Just like other children received, those of SANCAST have all the social and psychological support, have their cases analyzed by the Technical Sectors of Psychology and Social Service, debated with the children’s and teenager’s safety net, with the technicians of the shelter, with the equipments to attend to mental health, with the Public Defense and the Public Ministry at concentrated court hearings.
The peculiarities are few, but significant. There is a communication with branches that, in the normal flux of a Childhood and Youth Office, does not usually exist: Federal Police, Conare (National Committee for Refugees), UNHCR (United Nations High Commissioner for Refugees), Red Cross and the Caritas Arquidiocesana of Sao Paulo. Furthermore, debates with the youth on the cases of those received as refugees are usually in French or English.

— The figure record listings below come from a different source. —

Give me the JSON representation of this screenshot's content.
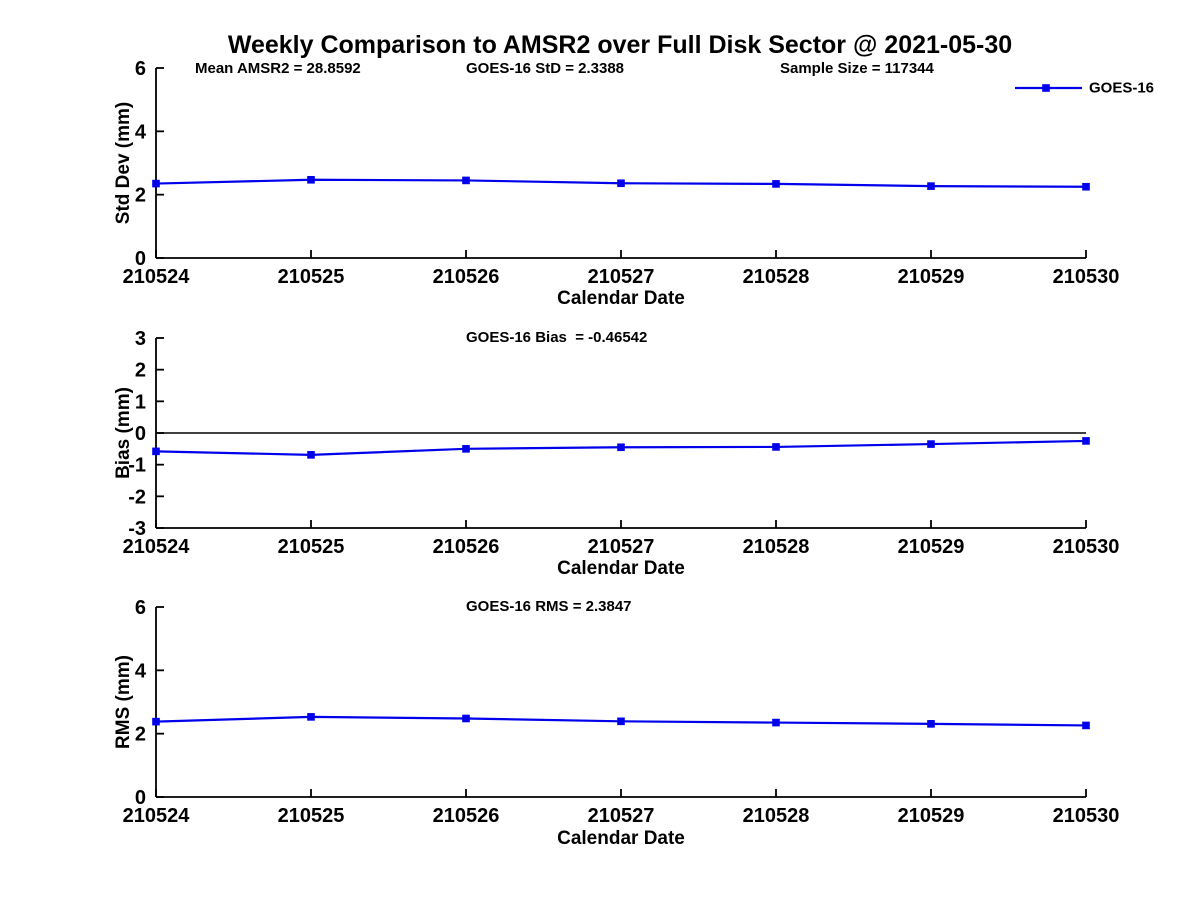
{
  "title": "Weekly Comparison to AMSR2 over Full Disk Sector @ 2021-05-30",
  "colors": {
    "line": "#0000EB",
    "axis": "#000000",
    "text": "#000000",
    "background": "#FFFFFF",
    "zero_line": "#000000"
  },
  "legend": {
    "label": "GOES-16",
    "position": "top-right-outside"
  },
  "chart_data": [
    {
      "type": "line",
      "name": "std-dev-subplot",
      "annotations": [
        "Mean AMSR2 = 28.8592",
        "GOES-16 StD = 2.3388",
        "Sample Size = 117344"
      ],
      "x": [
        "210524",
        "210525",
        "210526",
        "210527",
        "210528",
        "210529",
        "210530"
      ],
      "series": [
        {
          "name": "GOES-16",
          "marker": "square",
          "values": [
            2.35,
            2.47,
            2.45,
            2.36,
            2.34,
            2.27,
            2.25
          ]
        }
      ],
      "xlabel": "Calendar Date",
      "ylabel": "Std Dev (mm)",
      "ylim": [
        0,
        6
      ],
      "yticks": [
        0,
        2,
        4,
        6
      ],
      "zero_line": false,
      "grid": false
    },
    {
      "type": "line",
      "name": "bias-subplot",
      "annotations": [
        "GOES-16 Bias  = -0.46542"
      ],
      "x": [
        "210524",
        "210525",
        "210526",
        "210527",
        "210528",
        "210529",
        "210530"
      ],
      "series": [
        {
          "name": "GOES-16",
          "marker": "square",
          "values": [
            -0.58,
            -0.69,
            -0.5,
            -0.45,
            -0.44,
            -0.35,
            -0.25
          ]
        }
      ],
      "xlabel": "Calendar Date",
      "ylabel": "Bias (mm)",
      "ylim": [
        -3,
        3
      ],
      "yticks": [
        -3,
        -2,
        -1,
        0,
        1,
        2,
        3
      ],
      "zero_line": true,
      "grid": false
    },
    {
      "type": "line",
      "name": "rms-subplot",
      "annotations": [
        "GOES-16 RMS = 2.3847"
      ],
      "x": [
        "210524",
        "210525",
        "210526",
        "210527",
        "210528",
        "210529",
        "210530"
      ],
      "series": [
        {
          "name": "GOES-16",
          "marker": "square",
          "values": [
            2.38,
            2.53,
            2.48,
            2.39,
            2.35,
            2.31,
            2.26
          ]
        }
      ],
      "xlabel": "Calendar Date",
      "ylabel": "RMS (mm)",
      "ylim": [
        0,
        6
      ],
      "yticks": [
        0,
        2,
        4,
        6
      ],
      "zero_line": false,
      "grid": false
    }
  ]
}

Those accepted as refugees are generally from Africa, predominantly from the Democratic Republic of Congo and Angola, are young people close to reaching age of majority and have a past marked by suffering and persecution in their homeland. That arises the first difficulty, as the Consul of their country of origin cannot be counted upon seeing that the refugee is being persecuted. Besides, the refugees usually arrive without documents and in situation of great vulnerability, sometimes victims of international human traffic dealers, who detain their documents during the journey.
The young come generally from a middle class life and have known wars and persecutions without resemblance from the life stories of the others who have been received. But they also count with a great wish to adopt Brazil as their home, to grow up and to develop themselves here, even though they never stop missing the family they left behind.
The same way there are differences, especially cultural and linguistic, there are points in common with the young Brazilian received: they are people with personalities still in formation, filled with hopes and dreams, believing in better days, replacing maturity for impulse. That is why the hardest obstacle to overcome, right after the language when the refugee does not come from Portuguese speaking African countries, is exactly employment. Thanks to the partnerships of SANCAST with the Labor Ministry and with non-governmental international organizations, the inclusion of these young people in the work market, even as a preparation for adulthood is possible while they wait for their refugee request to be analyzed by CONARE.
The jurisdiction of SANCAST is exclusive for the city of Sao Paulo and its aims to attend the young foreigner who’s vulnerability demands the socioprotective measure of institutional shelter, materializing both article 6 of the Palermo Protocol approved in Brazil by Decret 5.017, of 2004, in which it is determined the assistance and protection to the victims of human trafficking, and articles 21 to 23 of the Refugee Status of 1951, that stablished the rights to shelter, education and public assistance to refugees.